Surety Bonds | Master Builders Insurance Brokers
Enjoy greater financial flexibility.
Bid / tender bonds
Advance payment bonds
Retention release bonds
Off-site material bonds
Bank fronted bonds
$50M+ per annum turnover
$5M minimum net tangible worth
Positive cash flow
Positive working capital
3+ years of continuous profitability
3+ years in operation
What are Surety Bonds?
Surety Bonds are the most efficient and cost-effective way to finance your contract security obligations and are widely accepted by the private sector, federal, state and local municipalities.
A surety bond is a three-way obligation between the Contractor, the Principal or Beneficiary and the Surety who has the responsibility to secure the obligations of the Contractor.

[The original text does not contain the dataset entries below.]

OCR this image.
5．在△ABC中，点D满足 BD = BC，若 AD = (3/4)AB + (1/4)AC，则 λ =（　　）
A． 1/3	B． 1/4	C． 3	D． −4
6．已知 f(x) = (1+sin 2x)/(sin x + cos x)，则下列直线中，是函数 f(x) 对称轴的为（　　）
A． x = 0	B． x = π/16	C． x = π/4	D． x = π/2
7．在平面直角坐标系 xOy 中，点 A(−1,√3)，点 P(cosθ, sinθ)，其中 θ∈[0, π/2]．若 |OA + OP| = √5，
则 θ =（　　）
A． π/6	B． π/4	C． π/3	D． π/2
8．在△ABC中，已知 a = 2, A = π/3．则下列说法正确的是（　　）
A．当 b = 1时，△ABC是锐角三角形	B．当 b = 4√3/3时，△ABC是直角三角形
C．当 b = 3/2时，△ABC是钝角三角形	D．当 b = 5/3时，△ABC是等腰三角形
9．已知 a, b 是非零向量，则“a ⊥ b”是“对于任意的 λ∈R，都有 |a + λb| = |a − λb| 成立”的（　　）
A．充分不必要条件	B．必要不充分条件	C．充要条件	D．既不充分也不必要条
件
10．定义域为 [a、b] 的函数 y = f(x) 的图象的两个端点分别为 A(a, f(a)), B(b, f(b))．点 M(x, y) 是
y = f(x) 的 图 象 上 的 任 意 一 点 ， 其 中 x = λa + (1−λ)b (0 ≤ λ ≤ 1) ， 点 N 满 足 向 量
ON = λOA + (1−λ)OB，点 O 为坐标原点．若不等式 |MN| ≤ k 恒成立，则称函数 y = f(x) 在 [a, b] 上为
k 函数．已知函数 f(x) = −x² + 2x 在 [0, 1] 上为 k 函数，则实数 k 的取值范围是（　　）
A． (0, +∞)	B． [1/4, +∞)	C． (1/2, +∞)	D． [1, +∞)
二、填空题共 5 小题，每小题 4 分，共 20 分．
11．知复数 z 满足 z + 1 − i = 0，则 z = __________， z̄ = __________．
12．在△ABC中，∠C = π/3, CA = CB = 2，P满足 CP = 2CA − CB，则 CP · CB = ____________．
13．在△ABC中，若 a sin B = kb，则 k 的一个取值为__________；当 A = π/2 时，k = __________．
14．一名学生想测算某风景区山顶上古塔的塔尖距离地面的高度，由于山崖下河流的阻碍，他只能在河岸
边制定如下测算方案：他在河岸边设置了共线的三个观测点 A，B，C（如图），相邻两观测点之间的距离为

Surety bonds are a genuine alternative to traditional secured guarantee bank facilities. They are designed to deliver a flexible and effective bonding program, operating alongside your traditional banking line of credit. Bonds carry an identical wording to a bank guarantee, following the Australian Standards AS2124 which is an unconditional and on-demand undertaking. They also carry the same obligations at law as a bank guarantee.

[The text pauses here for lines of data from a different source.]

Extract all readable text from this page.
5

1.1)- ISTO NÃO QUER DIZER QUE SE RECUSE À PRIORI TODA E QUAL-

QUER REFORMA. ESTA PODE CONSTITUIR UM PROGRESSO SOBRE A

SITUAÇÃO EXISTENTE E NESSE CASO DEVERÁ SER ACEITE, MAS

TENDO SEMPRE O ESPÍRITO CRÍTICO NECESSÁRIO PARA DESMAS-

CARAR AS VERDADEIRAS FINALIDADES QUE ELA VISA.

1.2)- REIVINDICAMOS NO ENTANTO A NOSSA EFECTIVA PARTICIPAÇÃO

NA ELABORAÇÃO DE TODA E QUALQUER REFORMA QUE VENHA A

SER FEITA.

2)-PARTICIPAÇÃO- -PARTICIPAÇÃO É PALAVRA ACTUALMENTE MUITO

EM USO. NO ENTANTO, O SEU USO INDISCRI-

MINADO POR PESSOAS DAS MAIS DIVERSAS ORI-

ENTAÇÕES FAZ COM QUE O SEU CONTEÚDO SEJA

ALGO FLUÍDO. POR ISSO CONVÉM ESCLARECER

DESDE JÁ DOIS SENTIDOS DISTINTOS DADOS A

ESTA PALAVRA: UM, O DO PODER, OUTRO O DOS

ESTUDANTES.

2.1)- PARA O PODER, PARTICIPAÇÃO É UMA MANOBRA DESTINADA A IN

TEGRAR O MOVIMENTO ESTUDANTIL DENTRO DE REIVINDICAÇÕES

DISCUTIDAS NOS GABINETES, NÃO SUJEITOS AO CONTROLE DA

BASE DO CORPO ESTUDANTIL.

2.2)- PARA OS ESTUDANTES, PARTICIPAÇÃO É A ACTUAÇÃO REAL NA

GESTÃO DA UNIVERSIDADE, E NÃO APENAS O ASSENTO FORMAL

A surety bond gives you greater financial flexibility by allowing your organisation to leverage your capital base (i.e. better utilisation of your balance sheet), thus enhancing working capital and opportunities to improve liquidity.
Surety bonds remove the need to have contingent liability (i.e. lazy capital) on your balance sheet. They help overcome the current ‘rationing’ of credit by financial institutions, meaning contractors can take on more projects without being restricted by security requirements.
We utilise the services of leading Australian underwriters when applying for Surety Bonds.
Surety Bonds vs. bank guarantees?
Let’s look at an example: You win a contract for $20 million, you are required to lodge a bond for $2 million (10% of the contract value).
A financial institution would require you to either place a deposit of $2 million or use assets of similar value as security. As surety bonds are unsecured, your assets remain unencumbered and working capital is released to fund future contracts.
Another example of why your should consider Surety Bonds:
One of Australia’s leading major building companies shockingly went into administration after being unable to secure additional funds from its banks following cost blow-outs on their large-scale projects.
The building company utilised surety bonds for their performance and maintenance guarantees. Once the company was in administration, the beneficiaries of the bonds, principals of the projects they had contracted to, claimed on the surety bonds in place.
Just over $150m was called on in the first week of administration with all bonds paid within two weeks of the building company going into administration.